Eastern Music Festival organizers dissolved that program in the fall, over a contract dispute with musicians. But this summer, it’ll return with a new performance season, and a new name: Eastern Festival of Music.
Music Director Gerard Schwarz led the EMF orchestras for 20 years until the festival’s abrupt end last October. He says he got the news minutes before organizers made the announcement public.
"It was very upsetting, of course, because EMF was one of the great summer music festivals and schools," says Schwarz. "And interesting when you see something go away, then you start to really become aware of how important it was."
Schwarz says the community rallied and built the Eastern Festival of Music from scratch — new board, bylaws, nonprofit status — all within six months.
This summer will feature eight faculty chamber music concerts that will be held on Mondays and Tuesdays. Wednesdays will be special events, like an all-Mozart night featuring concertos for flute, piano, and one for bassoon.

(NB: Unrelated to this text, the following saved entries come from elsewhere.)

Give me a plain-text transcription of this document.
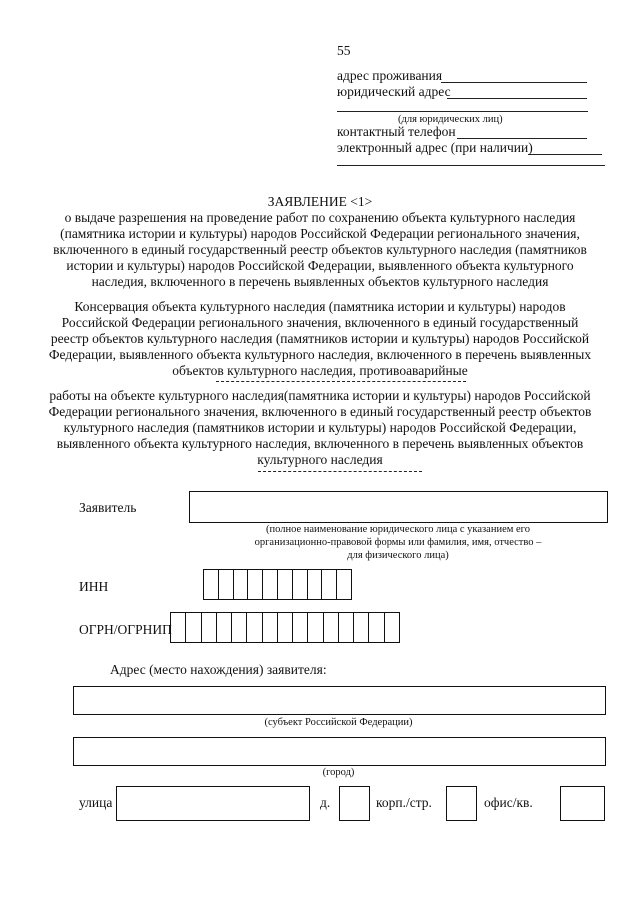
55
адрес проживания
юридический адрес
(для юридических лиц)
контактный телефон
электронный адрес (при наличии)
ЗАЯВЛЕНИЕ <1>
о выдаче разрешения на проведение работ по сохранению объекта культурного наследия
(памятника истории и культуры) народов Российской Федерации регионального значения,
включенного в единый государственный реестр объектов культурного наследия (памятников
истории и культуры) народов Российской Федерации, выявленного объекта культурного
наследия, включенного в перечень выявленных объектов культурного наследия
Консервация объекта культурного наследия (памятника истории и культуры) народов
Российской Федерации регионального значения, включенного в единый государственный
реестр объектов культурного наследия (памятников истории и культуры) народов Российской
Федерации, выявленного объекта культурного наследия, включенного в перечень выявленных
объектов культурного наследия, противоаварийные
работы на объекте культурного наследия(памятника истории и культуры) народов Российской
Федерации регионального значения, включенного в единый государственный реестр объектов
культурного наследия (памятников истории и культуры) народов Российской Федерации,
выявленного объекта культурного наследия, включенного в перечень выявленных объектов
культурного наследия
Заявитель
(полное наименование юридического лица с указанием его
организационно-правовой формы или фамилия, имя, отчество –
для физического лица)
ИНН
ОГРН/ОГРНИП
Адрес (место нахождения) заявителя:
(субъект Российской Федерации)
(город)
улица	д.	корп./стр.	офис/кв.
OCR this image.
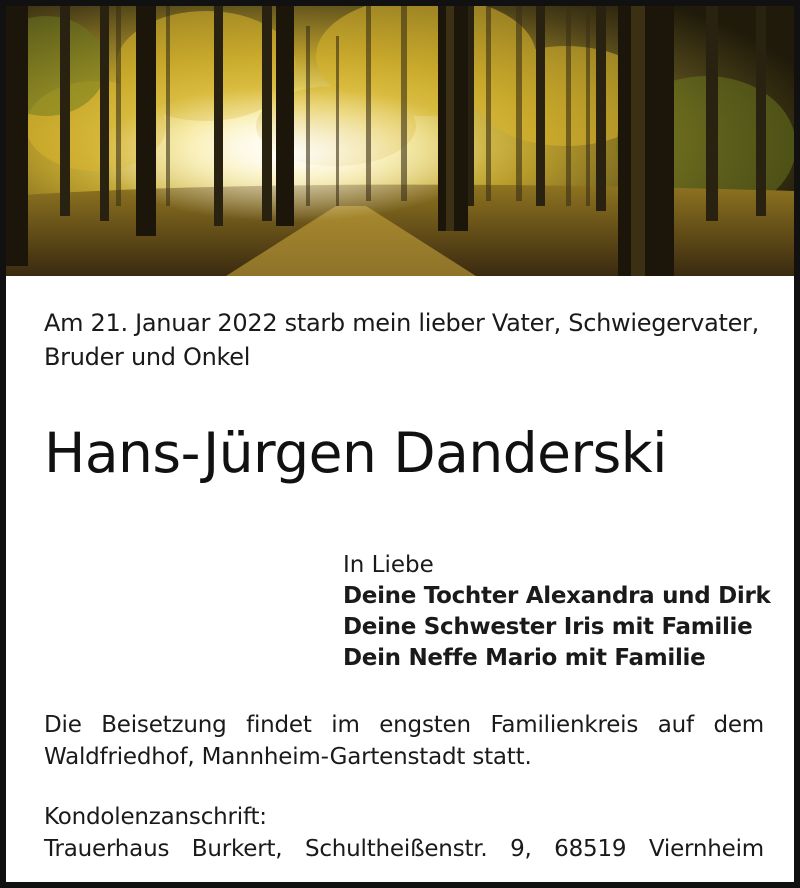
Am 21. Januar 2022 starb mein lieber Vater, Schwiegervater,
Bruder und Onkel
Hans-Jürgen Danderski
In Liebe
Deine Tochter Alexandra und Dirk
Deine Schwester Iris mit Familie
Dein Neffe Mario mit Familie
Die Beisetzung findet im engsten Familienkreis auf dem
Waldfriedhof, Mannheim-Gartenstadt statt.
Kondolenzanschrift:
Trauerhaus Burkert, Schultheißenstr. 9, 68519 Viernheim
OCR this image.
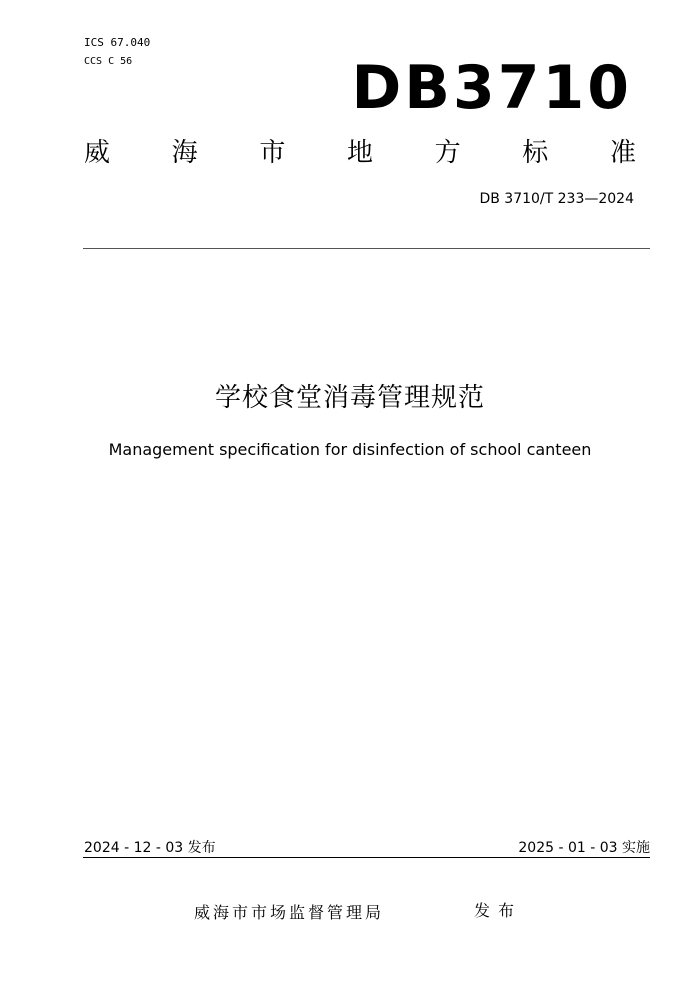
ICS 67.040
CCS C 56	DB3710
威 海 市 地 方 标 准
DB 3710/T 233—2024
学校食堂消毒管理规范
Management specification for disinfection of school canteen
2024 - 12 - 03 发布	2025 - 01 - 03 实施
威海市市场监督管理局	发布
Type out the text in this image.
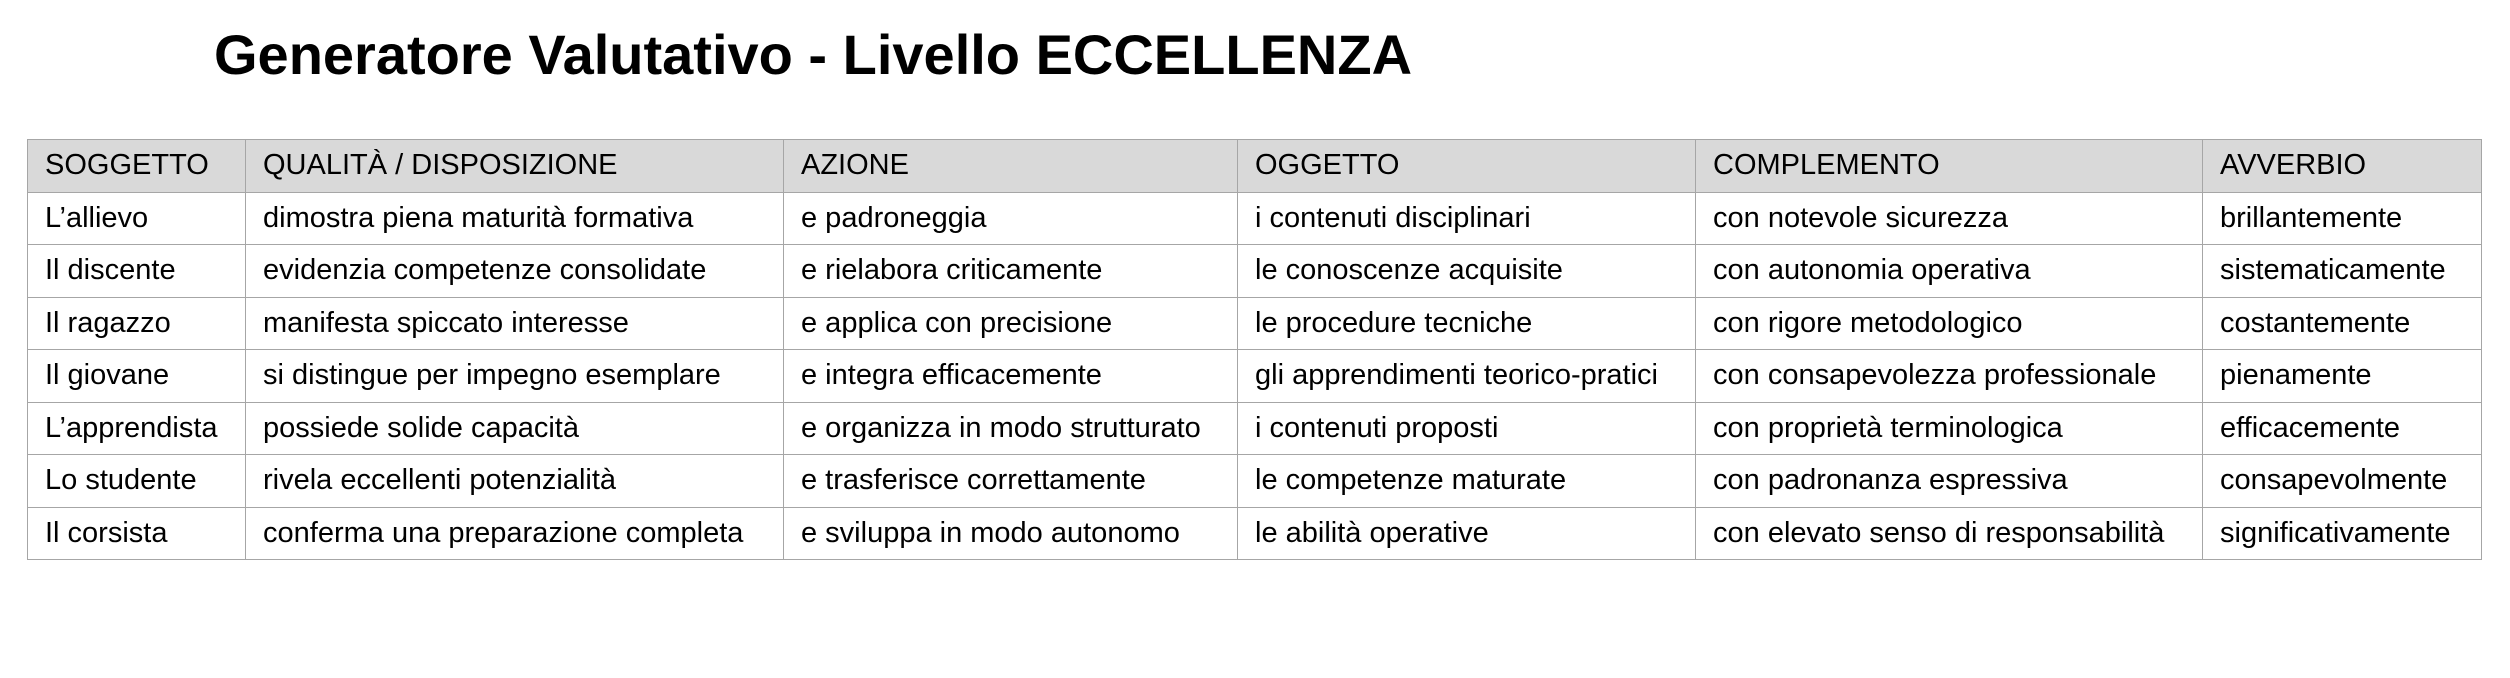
Generatore Valutativo - Livello ECCELLENZA
SOGGETTO	QUALITÀ / DISPOSIZIONE	AZIONE	OGGETTO	COMPLEMENTO	AVVERBIO
L’allievo	dimostra piena maturità formativa	e padroneggia	i contenuti disciplinari	con notevole sicurezza	brillantemente
Il discente	evidenzia competenze consolidate	e rielabora criticamente	le conoscenze acquisite	con autonomia operativa	sistematicamente
Il ragazzo	manifesta spiccato interesse	e applica con precisione	le procedure tecniche	con rigore metodologico	costantemente
Il giovane	si distingue per impegno esemplare	e integra efficacemente	gli apprendimenti teorico-pratici	con consapevolezza professionale	pienamente
L’apprendista	possiede solide capacità	e organizza in modo strutturato	i contenuti proposti	con proprietà terminologica	efficacemente
Lo studente	rivela eccellenti potenzialità	e trasferisce correttamente	le competenze maturate	con padronanza espressiva	consapevolmente
Il corsista	conferma una preparazione completa	e sviluppa in modo autonomo	le abilità operative	con elevato senso di responsabilità	significativamente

Schwarz says that with 60 music faculty and more than 600 student applications so far, this year’s festival will be very familiar to EMF fans.
"You're going to come to concerts this summer," he says. "It'll be like it's always been. At Guilford College, in Dana Auditorium. A concert every night of the week, starting on the 30th of June, going through until August 1, with some of the great soloists, some of the great young musicians. I mean, it's just, it's a very happy, exciting time for us all."
The Eastern Festival of Music’s opening concert on July 4 is an all-American program including Aaron Copland’s "Appalachian Spring," music by Pulitzer Prize-winning composer Ellen Zwilich, and George Gershwin’s "An American in Paris."